Due to the fact that ASM by nature does not include a source address, it is impossible to know what source and / port, therefore ASM forwarding is data-driven and hence the flows must be added reactively.

We'll talk about reactive forwarding in a bit.

Static Source Specific Multicast (SSM) Forwarding Configuration 

Similar to Static ASM configuration above, Static SSM forwarding configuration will also assign egress ports to multicast forwarding state.  Additionally Static SSM configuration will also include a source address S1 and possibly an ingress port.  

Unlike Static ASM, Static SSM flows can be added proactively, as well as reactively.   Since SSM tells us the source of the traffic, and possibly the group, it is possible to proactively add multicast flows to a switch before any data starts to flow.

Reactive Forwarding

SDN has enabled the concept of Reactive Forwarding in unicast networks, where the controller establishes the path between two hosts (or any device for that matter) after data has been sent from one device to another.  Traditional unicast networks (built with legacy routing protocols such as OSPF or BGP) don't work that way, forwarding state to all reachable destinations is established proactively.
Multicast, on the other hand, has traditionally been "data driven", meaning that for the most part, not established in the router until after data arrives (it also will typically time out).   This is largely because ASM was the main problem initially solved by the original protocols (mrouted, pim-sm & pim-dm).   

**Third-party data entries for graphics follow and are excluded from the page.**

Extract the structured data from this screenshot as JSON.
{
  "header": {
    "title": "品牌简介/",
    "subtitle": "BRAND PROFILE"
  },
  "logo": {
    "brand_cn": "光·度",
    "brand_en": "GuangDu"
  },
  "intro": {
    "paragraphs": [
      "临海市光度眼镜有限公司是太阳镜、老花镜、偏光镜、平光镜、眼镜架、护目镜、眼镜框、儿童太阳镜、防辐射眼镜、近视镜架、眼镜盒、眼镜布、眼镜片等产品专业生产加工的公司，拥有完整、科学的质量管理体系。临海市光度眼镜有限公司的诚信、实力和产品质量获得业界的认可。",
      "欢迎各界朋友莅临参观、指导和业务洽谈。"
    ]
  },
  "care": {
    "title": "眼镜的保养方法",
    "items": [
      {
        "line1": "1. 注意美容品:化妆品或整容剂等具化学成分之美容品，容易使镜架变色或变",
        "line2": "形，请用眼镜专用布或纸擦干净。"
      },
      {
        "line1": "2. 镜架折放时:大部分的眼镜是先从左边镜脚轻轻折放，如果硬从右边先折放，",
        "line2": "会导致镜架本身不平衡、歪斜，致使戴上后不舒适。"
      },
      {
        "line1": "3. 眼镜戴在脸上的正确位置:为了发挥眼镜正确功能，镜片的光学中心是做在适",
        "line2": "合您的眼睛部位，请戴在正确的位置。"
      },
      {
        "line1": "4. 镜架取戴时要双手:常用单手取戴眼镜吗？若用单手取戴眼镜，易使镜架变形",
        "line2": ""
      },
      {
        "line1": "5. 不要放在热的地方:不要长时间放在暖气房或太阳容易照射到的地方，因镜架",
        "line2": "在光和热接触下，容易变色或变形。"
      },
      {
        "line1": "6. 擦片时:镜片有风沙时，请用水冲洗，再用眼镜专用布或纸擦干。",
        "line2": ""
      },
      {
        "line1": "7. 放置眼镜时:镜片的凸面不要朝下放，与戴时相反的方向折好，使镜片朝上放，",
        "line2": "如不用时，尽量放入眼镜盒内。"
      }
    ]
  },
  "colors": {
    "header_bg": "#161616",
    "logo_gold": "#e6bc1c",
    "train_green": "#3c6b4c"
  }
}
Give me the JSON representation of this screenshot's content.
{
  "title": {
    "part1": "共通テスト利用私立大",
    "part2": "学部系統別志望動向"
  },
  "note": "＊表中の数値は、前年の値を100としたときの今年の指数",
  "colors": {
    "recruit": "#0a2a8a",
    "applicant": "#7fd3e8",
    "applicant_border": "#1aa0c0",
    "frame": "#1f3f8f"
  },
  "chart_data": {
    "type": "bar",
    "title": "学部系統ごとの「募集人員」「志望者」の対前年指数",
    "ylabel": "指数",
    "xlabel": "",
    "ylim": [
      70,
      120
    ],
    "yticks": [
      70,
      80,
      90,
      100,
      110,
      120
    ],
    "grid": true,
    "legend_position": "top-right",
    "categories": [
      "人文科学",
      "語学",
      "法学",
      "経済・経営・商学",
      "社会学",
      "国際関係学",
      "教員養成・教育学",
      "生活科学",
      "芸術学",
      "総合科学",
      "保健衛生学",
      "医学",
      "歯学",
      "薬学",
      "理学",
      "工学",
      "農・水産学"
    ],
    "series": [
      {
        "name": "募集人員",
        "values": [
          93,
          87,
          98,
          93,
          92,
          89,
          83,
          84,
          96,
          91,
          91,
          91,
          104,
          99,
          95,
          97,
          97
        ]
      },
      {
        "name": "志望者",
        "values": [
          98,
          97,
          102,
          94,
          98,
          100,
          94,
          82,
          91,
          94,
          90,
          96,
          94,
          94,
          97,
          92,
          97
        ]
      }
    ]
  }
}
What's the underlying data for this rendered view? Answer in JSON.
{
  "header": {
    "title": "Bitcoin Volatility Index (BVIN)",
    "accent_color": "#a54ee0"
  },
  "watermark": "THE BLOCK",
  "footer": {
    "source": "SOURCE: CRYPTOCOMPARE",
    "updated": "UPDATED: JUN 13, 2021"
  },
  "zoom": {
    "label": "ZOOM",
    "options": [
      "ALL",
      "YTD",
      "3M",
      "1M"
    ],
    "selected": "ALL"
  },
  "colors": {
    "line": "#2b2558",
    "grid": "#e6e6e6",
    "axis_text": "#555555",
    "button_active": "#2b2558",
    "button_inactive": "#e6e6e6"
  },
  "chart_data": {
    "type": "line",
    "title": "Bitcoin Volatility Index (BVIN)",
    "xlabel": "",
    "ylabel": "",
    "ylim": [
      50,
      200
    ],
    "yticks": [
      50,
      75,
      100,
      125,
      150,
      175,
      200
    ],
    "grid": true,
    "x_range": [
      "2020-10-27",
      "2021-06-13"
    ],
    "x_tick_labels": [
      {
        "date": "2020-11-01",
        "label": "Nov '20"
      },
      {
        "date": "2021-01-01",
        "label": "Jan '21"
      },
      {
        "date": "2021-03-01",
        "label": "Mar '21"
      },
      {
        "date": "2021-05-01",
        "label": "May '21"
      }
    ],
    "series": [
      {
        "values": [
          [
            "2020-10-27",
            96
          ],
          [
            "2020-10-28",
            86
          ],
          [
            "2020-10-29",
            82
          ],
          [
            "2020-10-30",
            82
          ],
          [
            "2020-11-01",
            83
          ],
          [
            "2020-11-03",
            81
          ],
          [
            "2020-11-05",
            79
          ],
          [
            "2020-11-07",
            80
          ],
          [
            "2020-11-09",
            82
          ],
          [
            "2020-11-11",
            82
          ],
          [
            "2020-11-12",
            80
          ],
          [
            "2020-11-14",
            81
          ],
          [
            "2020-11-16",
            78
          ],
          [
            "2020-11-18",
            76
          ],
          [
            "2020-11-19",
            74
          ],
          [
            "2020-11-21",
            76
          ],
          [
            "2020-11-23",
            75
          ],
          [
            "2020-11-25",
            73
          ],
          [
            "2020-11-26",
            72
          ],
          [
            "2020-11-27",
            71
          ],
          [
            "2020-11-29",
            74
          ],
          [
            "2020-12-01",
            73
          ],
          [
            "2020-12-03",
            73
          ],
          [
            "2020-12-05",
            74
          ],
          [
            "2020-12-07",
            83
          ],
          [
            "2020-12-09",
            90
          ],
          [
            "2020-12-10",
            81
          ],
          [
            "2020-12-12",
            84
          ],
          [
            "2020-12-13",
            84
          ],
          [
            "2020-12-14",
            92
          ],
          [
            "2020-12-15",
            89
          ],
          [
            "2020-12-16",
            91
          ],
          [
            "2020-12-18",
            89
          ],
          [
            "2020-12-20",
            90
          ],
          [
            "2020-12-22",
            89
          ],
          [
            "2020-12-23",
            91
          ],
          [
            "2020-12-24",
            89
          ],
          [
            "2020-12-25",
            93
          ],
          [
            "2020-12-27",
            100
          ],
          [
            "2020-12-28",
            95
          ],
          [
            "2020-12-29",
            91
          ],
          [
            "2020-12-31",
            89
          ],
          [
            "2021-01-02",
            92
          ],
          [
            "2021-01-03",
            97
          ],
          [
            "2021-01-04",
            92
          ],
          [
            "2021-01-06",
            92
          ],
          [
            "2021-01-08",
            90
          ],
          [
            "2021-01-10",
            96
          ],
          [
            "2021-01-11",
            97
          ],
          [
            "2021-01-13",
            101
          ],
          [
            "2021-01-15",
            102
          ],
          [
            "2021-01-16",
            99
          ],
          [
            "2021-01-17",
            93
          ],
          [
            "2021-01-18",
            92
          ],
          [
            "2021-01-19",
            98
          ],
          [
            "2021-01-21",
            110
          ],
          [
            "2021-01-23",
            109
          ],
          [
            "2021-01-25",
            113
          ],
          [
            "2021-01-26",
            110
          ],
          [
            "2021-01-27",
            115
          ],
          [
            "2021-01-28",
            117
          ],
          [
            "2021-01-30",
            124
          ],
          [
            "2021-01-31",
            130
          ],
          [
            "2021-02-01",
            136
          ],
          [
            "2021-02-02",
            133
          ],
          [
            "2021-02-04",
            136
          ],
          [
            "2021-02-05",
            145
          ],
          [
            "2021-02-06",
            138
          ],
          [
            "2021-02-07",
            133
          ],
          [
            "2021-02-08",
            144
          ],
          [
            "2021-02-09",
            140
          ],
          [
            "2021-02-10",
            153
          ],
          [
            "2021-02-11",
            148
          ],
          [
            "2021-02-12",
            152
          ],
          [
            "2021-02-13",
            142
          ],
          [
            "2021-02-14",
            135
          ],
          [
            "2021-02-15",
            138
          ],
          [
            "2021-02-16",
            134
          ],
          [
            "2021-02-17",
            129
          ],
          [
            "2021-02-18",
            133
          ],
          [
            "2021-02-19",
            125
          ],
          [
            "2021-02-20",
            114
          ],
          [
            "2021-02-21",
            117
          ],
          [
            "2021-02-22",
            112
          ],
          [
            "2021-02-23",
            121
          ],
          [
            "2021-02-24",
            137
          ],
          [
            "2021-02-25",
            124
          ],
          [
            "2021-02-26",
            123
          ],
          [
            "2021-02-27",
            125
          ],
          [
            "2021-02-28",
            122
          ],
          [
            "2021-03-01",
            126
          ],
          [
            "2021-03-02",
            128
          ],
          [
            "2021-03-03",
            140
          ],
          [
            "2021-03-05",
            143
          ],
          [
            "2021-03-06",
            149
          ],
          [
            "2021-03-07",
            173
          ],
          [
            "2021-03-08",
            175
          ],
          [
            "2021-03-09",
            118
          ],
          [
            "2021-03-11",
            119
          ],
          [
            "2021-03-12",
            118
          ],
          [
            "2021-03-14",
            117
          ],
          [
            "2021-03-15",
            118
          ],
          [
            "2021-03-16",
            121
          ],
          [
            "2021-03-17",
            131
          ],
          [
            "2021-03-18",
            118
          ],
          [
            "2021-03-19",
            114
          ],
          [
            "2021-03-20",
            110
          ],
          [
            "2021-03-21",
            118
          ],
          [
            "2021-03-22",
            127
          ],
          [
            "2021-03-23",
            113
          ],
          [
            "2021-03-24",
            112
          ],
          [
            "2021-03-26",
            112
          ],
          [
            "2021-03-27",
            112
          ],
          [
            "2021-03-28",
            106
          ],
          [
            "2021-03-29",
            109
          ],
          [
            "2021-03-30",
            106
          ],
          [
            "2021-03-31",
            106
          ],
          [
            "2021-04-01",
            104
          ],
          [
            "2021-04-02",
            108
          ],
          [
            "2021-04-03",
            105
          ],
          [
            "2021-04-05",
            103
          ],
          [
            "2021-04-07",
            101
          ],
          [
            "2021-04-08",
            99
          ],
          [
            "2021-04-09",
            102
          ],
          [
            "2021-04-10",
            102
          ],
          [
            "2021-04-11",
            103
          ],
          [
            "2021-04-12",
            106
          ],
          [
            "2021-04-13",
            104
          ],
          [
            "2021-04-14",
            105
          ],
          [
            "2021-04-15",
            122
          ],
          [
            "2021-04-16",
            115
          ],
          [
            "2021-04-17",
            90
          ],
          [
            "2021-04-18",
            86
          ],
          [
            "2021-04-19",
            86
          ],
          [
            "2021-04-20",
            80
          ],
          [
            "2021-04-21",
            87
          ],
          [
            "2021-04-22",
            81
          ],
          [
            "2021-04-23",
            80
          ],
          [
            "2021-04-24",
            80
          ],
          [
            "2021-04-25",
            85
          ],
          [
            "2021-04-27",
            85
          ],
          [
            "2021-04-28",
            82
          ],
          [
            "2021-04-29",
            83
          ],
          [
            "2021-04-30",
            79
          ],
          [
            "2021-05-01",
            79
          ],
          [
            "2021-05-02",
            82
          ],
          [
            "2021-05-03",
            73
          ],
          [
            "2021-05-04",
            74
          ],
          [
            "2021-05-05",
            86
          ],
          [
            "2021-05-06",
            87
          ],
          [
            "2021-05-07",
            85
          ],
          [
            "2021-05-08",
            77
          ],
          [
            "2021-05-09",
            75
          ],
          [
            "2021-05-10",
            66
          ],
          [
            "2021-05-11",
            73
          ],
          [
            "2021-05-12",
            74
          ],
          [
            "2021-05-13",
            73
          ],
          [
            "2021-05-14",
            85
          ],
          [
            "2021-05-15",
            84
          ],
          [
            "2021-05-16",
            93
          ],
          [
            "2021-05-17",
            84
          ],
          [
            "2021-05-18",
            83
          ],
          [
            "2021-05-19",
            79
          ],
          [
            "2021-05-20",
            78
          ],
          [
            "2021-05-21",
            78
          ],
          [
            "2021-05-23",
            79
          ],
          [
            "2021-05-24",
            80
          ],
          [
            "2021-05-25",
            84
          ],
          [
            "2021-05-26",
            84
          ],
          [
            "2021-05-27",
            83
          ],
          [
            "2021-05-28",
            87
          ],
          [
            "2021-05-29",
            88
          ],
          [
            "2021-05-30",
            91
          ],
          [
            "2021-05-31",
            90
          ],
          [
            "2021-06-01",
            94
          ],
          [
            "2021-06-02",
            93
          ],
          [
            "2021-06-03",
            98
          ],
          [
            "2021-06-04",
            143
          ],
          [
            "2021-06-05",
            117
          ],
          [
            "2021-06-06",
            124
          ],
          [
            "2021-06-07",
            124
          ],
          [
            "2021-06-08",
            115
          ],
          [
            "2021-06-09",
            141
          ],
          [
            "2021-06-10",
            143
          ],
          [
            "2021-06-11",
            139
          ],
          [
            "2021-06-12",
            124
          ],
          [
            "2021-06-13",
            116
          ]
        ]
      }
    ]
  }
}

Reactive Forwarding is Required for ASM

For Any Source Multicast (ASM) theoretically any source could start and stop sending at any given time.  That being the case, it is not possible to proactively install the respective intents until after the sender starts sending.  ASM, however is not part of this use case to this will is not a requirement we need to worry about at the moment.   Another use case, this may be important.

Reactive Forwarding Means Less State

By reactively populating multicast state, you have the positive side effect that the forwarding tables in a switch only contain state for active (or recently actively) flows.  In other words, the switch does not have to store 100% of all possible state if only 10% of that state is active at a given time.  

Zero Configuration

I think it is worth considering a "zero configuration" setup.  In a case that a network has a large number of multicast groups being generated from various "sending" edges.  Reactive forwarding could potentially simplify configuration management.